I asked for a meeting with Clark County Weed Management and met onsite with Casey Gosart. I said injecting was too difficult and slow. Nettles and blackberries made it a slow and painful process. Also, cutting brush disturbed bald hornets and yellowjackets. Casey suggested switching from injecting to using a spray. He recommended which chemicals to use and how to work with property owners. Tevis Laspa purchased the chemicals, and we began spraying on his property and his neighbors.
Then, in 2009, Lynn Cornelius found an ecology grant which the city applied for and won. It was a $10,000 Terry Hussman grant. The city was selfish and used the grant for Abrams Park only. They used AmeriCorps workers to inject stems. There were two passes with regular injection and cut stem injection and then the workers were left unsupervised to remove ivy. There were still hundreds of knotweed plants deeply bedded in brush that were untreated. After a couple of confrontations with the public works employee in charge, I finally said I would do the work.
For the next week or so I cut brush and flagged the remaining knotweed plants. When the AmeriCorps workers came back, I worked with them to locate and treat plants. A month later, along with Tevis Laspa, Lynn Cornelius, and Gary Bock, we sprayed as a follow-up on public and private properties on the creek. Finally, the four of us made one more pass in infested areas in the autumn.
For the next few years, in Abrams Park, I would work with a single public works employee treating knotweed. I did work with other volunteers treating other properties. Again, it was Tevis, Gary and Lynn. Tevis and I continued to work together on his and his neighbor’s properties. The work has been difficult and even now there is enough knotweed that if ignored will come back. For the city, it has been long forgotten.

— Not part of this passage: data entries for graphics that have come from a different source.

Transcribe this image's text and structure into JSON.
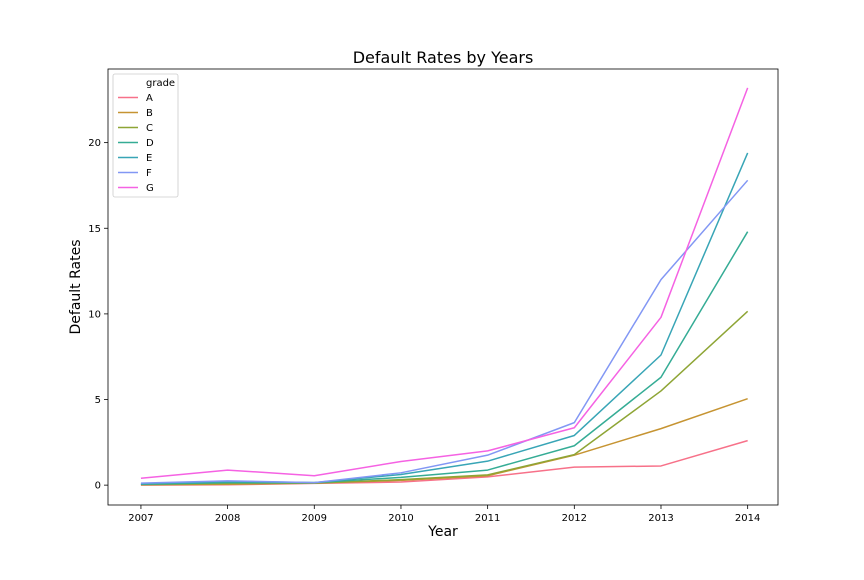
{
  "chart_data": {
    "type": "line",
    "title": "Default Rates by Years",
    "xlabel": "Year",
    "ylabel": "Default Rates",
    "x": [
      2007,
      2008,
      2009,
      2010,
      2011,
      2012,
      2013,
      2014
    ],
    "xlim": [
      2006.62,
      2014.35
    ],
    "ylim": [
      -1.16,
      24.3
    ],
    "yticks": [
      0,
      5,
      10,
      15,
      20
    ],
    "grid": false,
    "legend": {
      "title": "grade",
      "placement": "top-left"
    },
    "series": [
      {
        "name": "A",
        "color": "#f77189",
        "values": [
          0.0,
          0.02,
          0.1,
          0.18,
          0.48,
          1.05,
          1.12,
          2.6
        ]
      },
      {
        "name": "B",
        "color": "#c69432",
        "values": [
          0.02,
          0.05,
          0.12,
          0.28,
          0.55,
          1.75,
          3.3,
          5.05
        ]
      },
      {
        "name": "C",
        "color": "#8ea535",
        "values": [
          0.03,
          0.1,
          0.12,
          0.32,
          0.6,
          1.78,
          5.5,
          10.15
        ]
      },
      {
        "name": "D",
        "color": "#35ac95",
        "values": [
          0.05,
          0.15,
          0.15,
          0.45,
          0.88,
          2.3,
          6.3,
          14.8
        ]
      },
      {
        "name": "E",
        "color": "#38a5b6",
        "values": [
          0.08,
          0.22,
          0.15,
          0.62,
          1.4,
          2.9,
          7.6,
          19.4
        ]
      },
      {
        "name": "F",
        "color": "#8297f4",
        "values": [
          0.12,
          0.25,
          0.15,
          0.72,
          1.75,
          3.65,
          12.0,
          17.8
        ]
      },
      {
        "name": "G",
        "color": "#f562e3",
        "values": [
          0.4,
          0.88,
          0.55,
          1.38,
          2.0,
          3.35,
          9.8,
          23.2
        ]
      }
    ]
  }
}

In reading the press releases and newspaper articles about Japanese knotweed on Gee Creek, one would believe that it was a city success story. The success of removing knotweed has been done in spite of the city’s badly done effort. Me? I am an unnamed and unknown volunteer. The second part of the city’s claim is that after removing knotweed and other weedy species, the city was restoring the streambank with native trees. I will write about that next.
Laspa property now (same view): A decade of hard work
By Paul Snoey
Since the Columbian article failed to even mention Paul’s name, I will. I have worked with Paul Snoey as a fellow volunteer in the stream restoration of Gee Creek on and off over many years. Paul has dedicated his retirement, countless hours of some very difficult volunteer work, and fought harder than anyone I know to keep Gee Creek from becoming just another dead stream. Way to go Paul, I can’t imagine where Gee Creek would be now without you.